2024年3月期決算では、開発中の遺伝子治療薬に関する無形資産の減損を約400億円計上したことも響いた。遺伝子治療薬では複数の開発品目があるが、開発の中断や遅延を受けて、2021年3月期と2022年3月期には計約900億円の減損を計上している。
度重なる下方修正を受け、アステラスは今2025年3月期決算から、業績予想の立て方を大きく見直したという。
決算説明会で岡村CEOは、「さまざまなシナリオ分析を行い、リスクと機会を勘案して、意欲的でありながら達成可能性にも従来以上に配慮した、よりバランスのとれた計画を策定した」と説明した。
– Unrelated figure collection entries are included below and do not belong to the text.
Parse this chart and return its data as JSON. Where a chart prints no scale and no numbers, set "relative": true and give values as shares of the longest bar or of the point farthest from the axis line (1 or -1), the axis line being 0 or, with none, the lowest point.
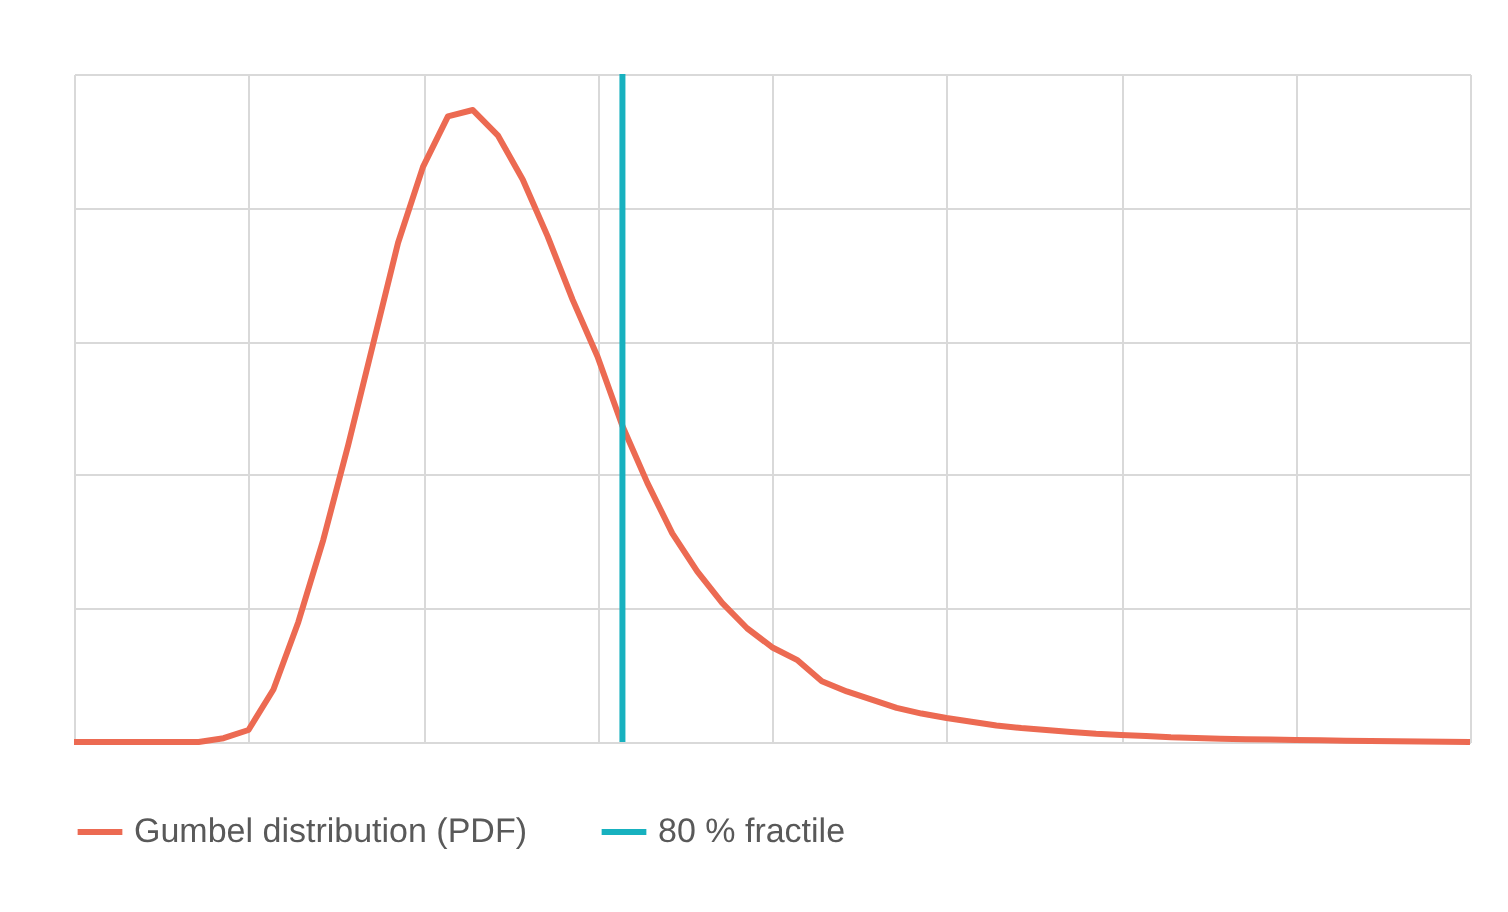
{
  "chart_data": {
    "type": "line",
    "relative": true,
    "grid": true,
    "legend": "bottom",
    "categories": [
      null,
      null,
      null,
      null,
      null,
      null,
      null,
      null,
      null,
      null,
      null,
      null,
      null,
      null,
      null,
      null,
      null,
      null,
      null,
      null,
      null,
      null,
      null,
      null,
      null,
      null,
      null,
      null,
      null,
      null,
      null,
      null,
      null,
      null,
      null,
      null,
      null,
      null,
      null,
      null,
      null,
      null,
      null,
      null,
      null,
      null,
      null,
      null,
      null,
      null,
      null,
      null,
      null,
      null,
      null,
      null,
      null
    ],
    "series": [
      {
        "name": "Gumbel distribution (PDF)",
        "color": "#ec6a52",
        "values": [
          0,
          0,
          0,
          0,
          0,
          0,
          0.006,
          0.019,
          0.083,
          0.19,
          0.32,
          0.47,
          0.63,
          0.79,
          0.91,
          0.99,
          1,
          0.96,
          0.89,
          0.8,
          0.7,
          0.61,
          0.5,
          0.41,
          0.33,
          0.27,
          0.22,
          0.18,
          0.15,
          0.13,
          0.096,
          0.08,
          0.067,
          0.054,
          0.045,
          0.038,
          0.032,
          0.026,
          0.022,
          0.019,
          0.016,
          0.013,
          0.011,
          0.0095,
          0.0075,
          0.0064,
          0.0053,
          0.0045,
          0.0038,
          0.0032,
          0.0026,
          0.0021,
          0.0016,
          0.0012,
          0.0008,
          0.0004,
          0
        ]
      }
    ],
    "ref_lines": [
      {
        "axis": "x",
        "label": "80 % fractile",
        "color": "#17b1bf"
      }
    ]
  }
}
2025年3月期は、売上高1兆6500億円(前年同期比2.8%増)、営業利益は480億円(同88.2%増)と増収増益の予想だ。ここには無形資産の減損リスクまで織り込み済みだという。一般的には、減損の兆候が見られた際に計画に織り込むものだが、同社は現時点で減損の兆候はないとしている。
1年前に就任した岡村CEOは、イクスタンジ以外の開発品の成長や、コア営業利益率30%以上といった目標を掲げた2025年3月期までの中期経営計画の策定に、当時CFO(最高財務責任者)として携わっていた。その中計での成果目標についても、「達成は難しい」との認識を示した。
強気の予想を掲げることは、はたして効果があったのか。次の中計策定時には、検証が必要だろう。